Hart “looked at cases on days where mask mandates were in place vs when they were not. We calculated the cases per day adjusted for population.” Hart found that “[w]ith mandates in place states say 10 more cases per 100K population.” That amounts to a 38% increase in COVID-19 cases when masks are mandated over when masks are not mandated.
Why is it that there is an increase in COVID-19 cases when masks are mandated? It is because the masks cause the same symptoms that are indicative of COVID-19.
It is interesting to note that many of the listed clinical criteria for a COVID-19 probable case as defined by the CDC are symptoms that are common for persons who wear masks. For example, one of the listed clinical symptoms for COVID-19 is a headache. Cove, a professional medical blog devoted to migraine and headache relief, reveals:
A 2006 study of 212 healthcare workers required to wear the medical-grade N95 face mask found that 37% said the mask gave them headaches, and 32% of those people had headaches more than six times a month. In a newer study at the National University Hospital in Singapore, 81% of medical personnel who wore the N95 mask for 6 hours a day developed headaches. 23% of participants said their headaches included migraine symptoms like nausea and photophobia.
The headaches caused by wearing a mask are a direct result of the lowered oxygen in the blood (hypoxia) and the raised carbon dioxide in the blood (hypercapnia). As long as people continue to wear masks and display the flu-like symptoms that result from the hypoxia and hypercapnia caused by the masks, those people will be classified as probable COVID-19 cases. Dr. Russell Blaylock explains that:
Studies have shown that hypoxia can inhibit the type of main immune cells used to fight viral infections called the CD4+ T-lymphocyte. This occurs because the hypoxia increases the level of a compound called hypoxia inducible factor-1 (HIF-1), which inhibits T-lymphocytes and stimulates a powerful immune inhibitor cell called the Tregs. This sets the stage for contracting any infection, including COVID-19.
That means that the very masks that people wear to prevent COVID-19 may cause a myriad of diseases, including influenza and even COVID-19 itself.

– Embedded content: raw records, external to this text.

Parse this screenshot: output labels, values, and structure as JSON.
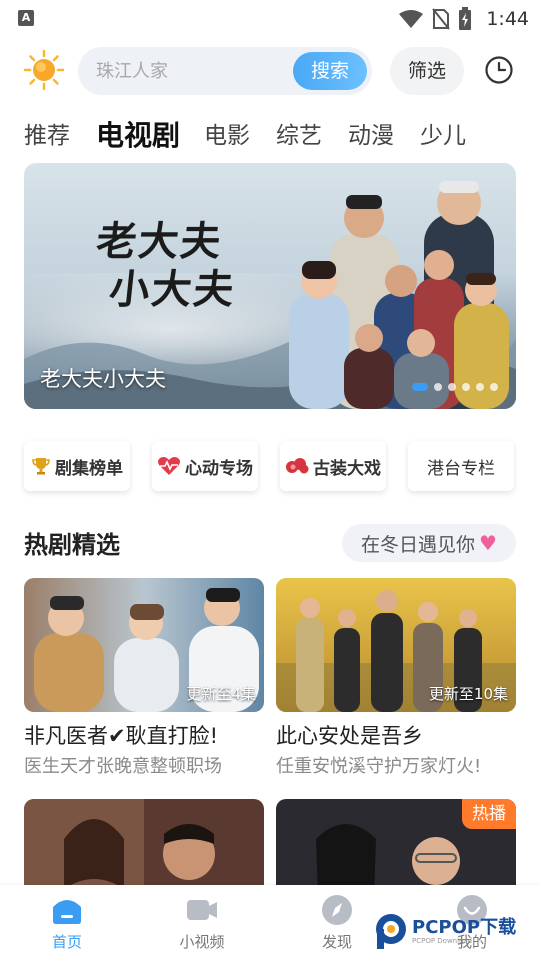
{
  "status_bar": {
    "time": "1:44",
    "notification_glyph": "A"
  },
  "header": {
    "search_placeholder": "珠江人家",
    "search_button": "搜索",
    "filter_button": "筛选"
  },
  "tabs": [
    {
      "label": "推荐",
      "active": false
    },
    {
      "label": "电视剧",
      "active": true
    },
    {
      "label": "电影",
      "active": false
    },
    {
      "label": "综艺",
      "active": false
    },
    {
      "label": "动漫",
      "active": false
    },
    {
      "label": "少儿",
      "active": false
    }
  ],
  "banner": {
    "title": "老大夫小大夫",
    "calligraphy_line1": "老大夫",
    "calligraphy_line2": "小大夫",
    "slide_count": 6,
    "active_slide": 1
  },
  "chips": [
    {
      "label": "剧集榜单",
      "icon": "trophy-icon"
    },
    {
      "label": "心动专场",
      "icon": "heartbeat-icon"
    },
    {
      "label": "古装大戏",
      "icon": "cloud-ornament-icon"
    },
    {
      "label": "港台专栏",
      "icon": ""
    }
  ],
  "section": {
    "title": "热剧精选",
    "tag": "在冬日遇见你"
  },
  "cards": [
    {
      "title": "非凡医者✔耿直打脸!",
      "subtitle": "医生天才张晚意整顿职场",
      "badge": "更新至4集"
    },
    {
      "title": "此心安处是吾乡",
      "subtitle": "任重安悦溪守护万家灯火!",
      "badge": "更新至10集"
    },
    {
      "title": "",
      "subtitle": "",
      "badge": ""
    },
    {
      "title": "",
      "subtitle": "",
      "badge": "热播"
    }
  ],
  "bottom_nav": [
    {
      "label": "首页",
      "icon": "home-icon",
      "active": true
    },
    {
      "label": "小视频",
      "icon": "video-icon",
      "active": false
    },
    {
      "label": "发现",
      "icon": "compass-icon",
      "active": false
    },
    {
      "label": "我的",
      "icon": "profile-icon",
      "active": false
    }
  ],
  "watermark": {
    "text": "PCPOP下载",
    "small": "PCPOP Download"
  },
  "colors": {
    "accent": "#3a9cf2",
    "hot": "#ff7a2a",
    "heart": "#f05f9a"
  }
}
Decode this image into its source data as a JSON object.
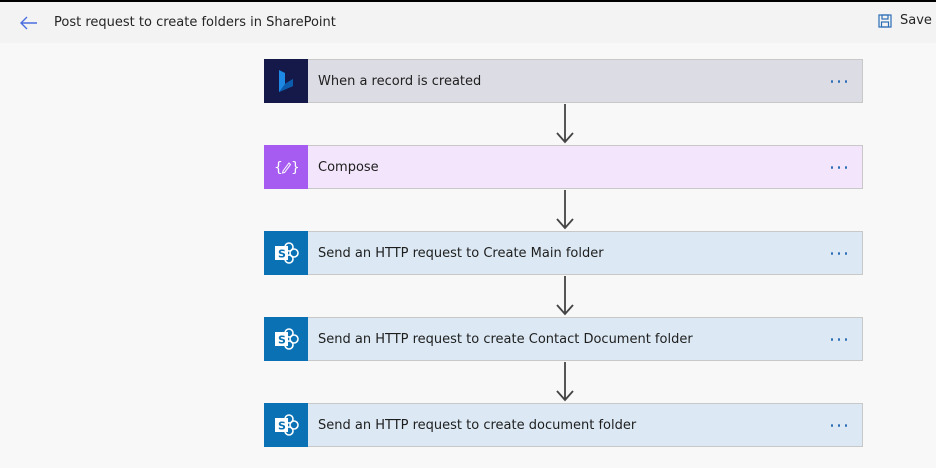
{
  "header": {
    "title": "Post request to create folders in SharePoint",
    "save_label": "Save"
  },
  "steps": [
    {
      "label": "When a record is created",
      "icon": "dynamics-icon"
    },
    {
      "label": "Compose",
      "icon": "compose-icon"
    },
    {
      "label": "Send an HTTP request to Create Main folder",
      "icon": "sharepoint-icon"
    },
    {
      "label": "Send an HTTP request to create Contact Document folder",
      "icon": "sharepoint-icon"
    },
    {
      "label": "Send an HTTP request to create document folder",
      "icon": "sharepoint-icon"
    }
  ],
  "colors": {
    "accent": "#2b6cb6",
    "trigger_tile": "#14194a",
    "compose_tile": "#a65cf0",
    "sharepoint_tile": "#0a72b4"
  }
}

People who wear masks may be showing up at their doctor’s office with the flu because they wore a mask.
Under the new probable case definition, the very symptoms that would be typical of the flu and caused by the masks would be deemed to be COVID-19. Under the new “probable case” definition from the CDC, a person would be listed as a COVID-19 case if he has a headache (which is a typical side effect of wearing a mask) and also has a fever or muscle aches or a sore throat or difficulty smelling things or difficulty tasting things and was within the last 14 days in close contact with another person who was deemed to be a “probable case” for COVID-19.